Auf der Seite der Bundesnetzagentur heißt es dazu:
Eine Balkonanlage muss wie jede andere Stromerzeugungsanlage beim zuständigen Netzbetreiber angemeldet werden sowie im Marktstammdatenregister der Bundesnetzagentur registriert werden.
Die Anmeldung einer Erzeugungsanlage beim Netzbetreiber erfolgt nach den Vorgaben des zuständigen Netzbetreibers. Die Registrierung im Marktstammdatenregister ist auf der dazugehörigen Website vorzunehmen.
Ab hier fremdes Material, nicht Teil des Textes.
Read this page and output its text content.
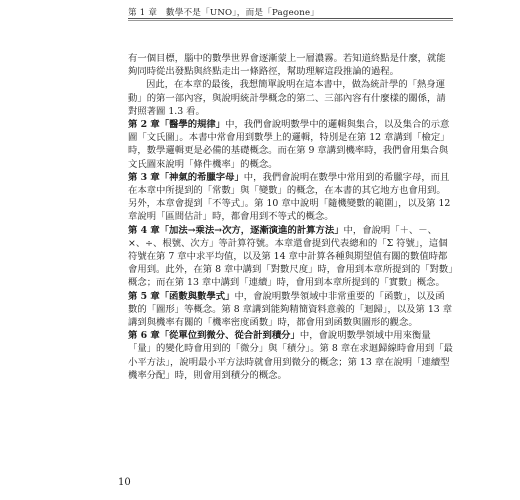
第 1 章　數學不是「UNO」，而是「Pageone」

有一個目標，腦中的數學世界會逐漸蒙上一層濃霧。若知道終點是什麼，就能夠同時從出發點與終點走出一條路徑，幫助理解這段推論的過程。

因此，在本章的最後，我想簡單說明在這本書中，做為統計學的「熱身運動」的第一部內容，與說明統計學概念的第二、三部內容有什麼樣的關係，請對照著圖 1.3 看。

第 2 章「醫學的規律」中，我們會說明數學中的邏輯與集合，以及集合的示意圖「文氏圖」。本書中常會用到數學上的邏輯，特別是在第 12 章講到「檢定」時，數學邏輯更是必備的基礎概念。而在第 9 章講到機率時，我們會用集合與文氏圖來說明「條件機率」的概念。

第 3 章「神氣的希臘字母」中，我們會說明在數學中常用到的希臘字母，而且在本章中所提到的「常數」與「變數」的概念，在本書的其它地方也會用到。另外，本章會提到「不等式」。第 10 章中說明「隨機變數的範圍」，以及第 12 章說明「區間估計」時，都會用到不等式的概念。

第 4 章「加法→乘法→次方，逐漸演進的計算方法」中，會說明「＋、－、×、÷、根號、次方」等計算符號。本章還會提到代表總和的「Σ 符號」，這個符號在第 7 章中求平均值，以及第 14 章中計算各種與期望值有關的數值時都會用到。此外，在第 8 章中講到「對數尺度」時，會用到本章所提到的「對數」概念；而在第 13 章中講到「連續」時，會用到本章所提到的「實數」概念。

第 5 章「函數與數學式」中，會說明數學領域中非常重要的「函數」，以及函數的「圖形」等概念。第 8 章講到能夠精簡資料意義的「迴歸」，以及第 13 章講到與機率有關的「機率密度函數」時，都會用到函數與圖形的觀念。

第 6 章「從單位到微分、從合計到積分」中，會說明數學領域中用來衡量「量」的變化時會用到的「微分」與「積分」。第 8 章在求迴歸線時會用到「最小平方法」，說明最小平方法時就會用到微分的概念；第 13 章在說明「連續型機率分配」時，則會用到積分的概念。

10
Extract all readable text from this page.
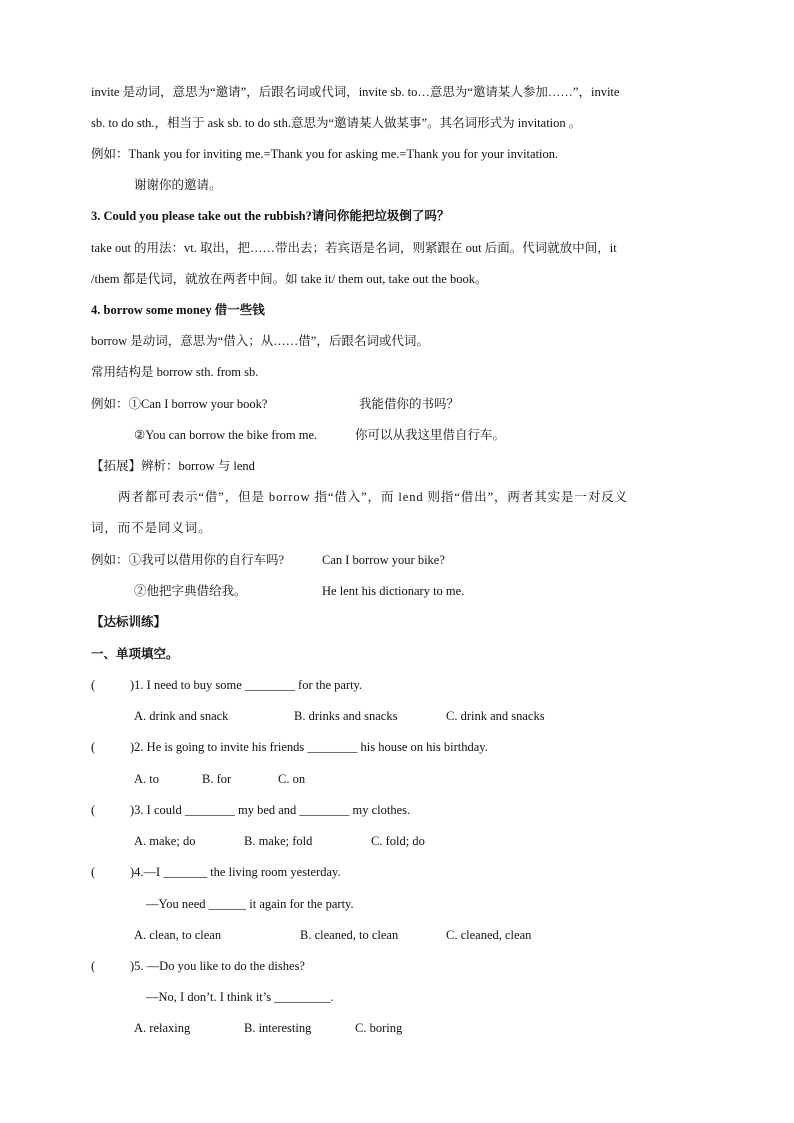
invite 是动词，意思为“邀请”，后跟名词或代词，invite sb. to…意思为“邀请某人参加……”，invite
sb. to do sth.，相当于 ask sb. to do sth.意思为“邀请某人做某事”。其名词形式为 invitation 。
例如：Thank you for inviting me.=Thank you for asking me.=Thank you for your invitation.
谢谢你的邀请。
3. Could you please take out the rubbish?请问你能把垃圾倒了吗？
take out 的用法：vt. 取出，把……带出去；若宾语是名词，则紧跟在 out 后面。代词就放中间，it
/them 都是代词，就放在两者中间。如 take it/ them out, take out the book。
4. borrow some money 借一些钱
borrow 是动词，意思为“借入；从……借”，后跟名词或代词。
常用结构是 borrow sth. from sb.
例如：①Can I borrow your book?	我能借你的书吗？
②You can borrow the bike from me.	你可以从我这里借自行车。
【拓展】辨析：borrow 与 lend
两者都可表示“借”，但是 borrow 指“借入”，而 lend 则指“借出”，两者其实是一对反义
词，而不是同义词。
例如：①我可以借用你的自行车吗?	Can I borrow your bike?
②他把字典借给我。	He lent his dictionary to me.
【达标训练】
一、单项填空。
(	)1. I need to buy some ________ for the party.
A. drink and snack	B. drinks and snacks	C. drink and snacks
(	)2. He is going to invite his friends ________ his house on his birthday.
A. to	B. for	C. on
(	)3. I could ________ my bed and ________ my clothes.
A. make; do	B. make; fold	C. fold; do
(	)4.—I _______ the living room yesterday.
—You need ______ it again for the party.
A. clean, to clean	B. cleaned, to clean	C. cleaned, clean
(	)5. —Do you like to do the dishes?
—No, I don’t. I think it’s _________.
A. relaxing	B. interesting	C. boring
Wir reden hier also über mehrere Anmeldungen: Die beim Netzbetreiber und die bei der Bundesnetzagentur. Nicht vergessen: Der Netzbetreiber ist nicht Euer Stromanbieter. Bei letzterem könnt Ihr den zuständigen Netzbetreiber allerdings erfragen. Ein formloser Brief an diesen Netzbetreiber reicht dann als Anmeldung. Die Deutsche Gesellschaft für Sonnenenergie e.V. hat eine PDF-Datei vorbereitet, die neben einer Checkliste auch einen Musterbrief enthält.
Auch bei der Bundesnetzagentur könnt Ihr die Anmeldung einer Anlage bis 600 W flott selbst erledigen. Innerhalb eines Monats nach der Inbetriebnahme müsst Ihr dann alle ortsfesten und stromerzeugenden Anlagen im Marktstammdatenregister eingetragen werden.
Die Anmeldung bietet Euch ein paar grundsätzliche Vorteile: So benötigt Ihr diese Anmeldung, um eventuelle Förderungen für Balkonkraftwerke in Eurer Region in Anspruch nehmen zu können. Außerdem benötigt Ihr einen kompatiblen Stromzähler, den Euch der Netzbetreiber kostenlos zur Verfügung stellt.
Das Problem mit dem Zähler: Ihr braucht einen modernen, dreiphasigen Stromzähler mit Rücklaufsperre. Der gute, alte, analoge Stromzähler könnte nämlich bei einem Energieüberschuss in Eurem Hausnetz rückwärts drehen, was nicht zulässig ist und mit Strafen geahndet werden könnte. Eine Einschränkung gibt es aber zu den analogen Zählern: In der Photovoltaik-Strategie der Bundesregierung ist der Vorschlag angedacht, die rückwärtsdrehenden Zähler vorübergehend zu dulden.
Apropos "strafbar": Theoretisch könnte die Bundesnetzagentur Euch nach § 21 (MaStRV) ein Bußgeld aufbrummen, solltet Ihr Euer kleines Kraftwerk nicht anmelden. Faktisch passiert das aber nicht, entsprechende Fälle sind zumindest nicht bekannt.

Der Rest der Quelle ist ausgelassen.